Né à Garessio (Piémont) en 1947, l'artiste italien Giuseppe Penone vit et travaille à Turin. Il utilise dans son œuvre les éléments de la nature, qu'il connaît profondément depuis son enfance, pour effacer l'élément cultivé de la sculpture : « Créer une sculpture, c'est un geste végétal. » C'est en 1969 qu'il a réalisé son premier « arbre » en enlevant des anneaux de croissance d'une poutre de bois équarrie, dégageant le départ des branches en contournant les nœuds, jusqu'à ce que l'arbre ait retrouvé le volume qu'il avait à vingt-deux ans, l'âge de l'artiste à ce moment-là (Son Être dans sa vingt-deuxième année. Un moment fantastique).

Le choix de la coïncidence de l'âge entre l'artiste et l'arbre suggère cette analogie : l'homme, à l'instar du végétal, est composé de tous les moments qui l'ont fait.
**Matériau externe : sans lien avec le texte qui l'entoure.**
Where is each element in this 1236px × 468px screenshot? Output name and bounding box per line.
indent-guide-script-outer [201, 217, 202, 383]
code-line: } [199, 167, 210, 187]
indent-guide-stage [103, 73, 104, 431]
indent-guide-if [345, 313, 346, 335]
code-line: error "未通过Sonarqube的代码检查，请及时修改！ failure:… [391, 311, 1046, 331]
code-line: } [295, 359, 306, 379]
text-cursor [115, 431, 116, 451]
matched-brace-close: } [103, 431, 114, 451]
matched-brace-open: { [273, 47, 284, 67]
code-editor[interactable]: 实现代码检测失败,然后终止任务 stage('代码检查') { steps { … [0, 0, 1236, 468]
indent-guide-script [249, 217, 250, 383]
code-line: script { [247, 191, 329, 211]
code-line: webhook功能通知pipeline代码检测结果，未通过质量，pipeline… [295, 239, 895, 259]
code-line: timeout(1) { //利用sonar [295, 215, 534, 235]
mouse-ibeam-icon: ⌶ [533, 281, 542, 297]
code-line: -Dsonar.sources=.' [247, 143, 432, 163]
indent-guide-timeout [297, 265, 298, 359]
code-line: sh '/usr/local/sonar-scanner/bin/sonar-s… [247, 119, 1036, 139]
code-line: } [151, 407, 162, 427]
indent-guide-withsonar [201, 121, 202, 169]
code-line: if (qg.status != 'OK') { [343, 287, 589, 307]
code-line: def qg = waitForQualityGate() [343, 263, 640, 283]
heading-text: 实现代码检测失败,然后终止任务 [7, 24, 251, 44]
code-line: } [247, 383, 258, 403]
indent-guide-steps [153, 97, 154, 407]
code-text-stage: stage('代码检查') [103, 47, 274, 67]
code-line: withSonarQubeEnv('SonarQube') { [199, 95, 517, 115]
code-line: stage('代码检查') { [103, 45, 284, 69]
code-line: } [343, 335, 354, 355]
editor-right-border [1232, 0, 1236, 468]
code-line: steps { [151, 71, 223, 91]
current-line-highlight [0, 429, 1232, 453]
Cette sculpture – qui porte en elle « le caractère naturel de la bonne sculpture » – annonçait déjà le parcours de l'artiste à travers l'Arte povera en quête d'un langage analogique où création humaine et création de la nature s'équivalent.

C'est en 1968 que Penone rejoint le groupe réuni autour de Germano Celant. Il se sent en harmonie avec un art qui revendique le radicalisme du geste simple. D'emblée, en empoignant un arbre, Penone invente une sculpture à main nue. Soucieux de pérenniser le geste, il a ensuite recours à une main d'acier fixée sur l'arbre (Continuera à croître sauf en ce point, 1968). Pierre, corde, arbre (1968) est encore plus simple : une corde végétale qui lie une roche à un arbre rétrécit en séchant après la pluie et la soulève. D'autres « gestes » suivirent : entremêler des arbustes, laisser des empreintes de son corps dans un ruisseau ou ajouter avec de la cire un cerne de croissance à un arbre.

En 1970, il s'ôte symboliquement la vue en portant des lentilles de contact opaques et réfléchissantes, rendant ainsi la sculpture au toucher et à l'idée intérieure (Mettre ses propres yeux à l'envers). Puis il développe l'image photographique de sa propre peau sur une porte-fenêtre comme s'il s'agissait d'une écorce ( […]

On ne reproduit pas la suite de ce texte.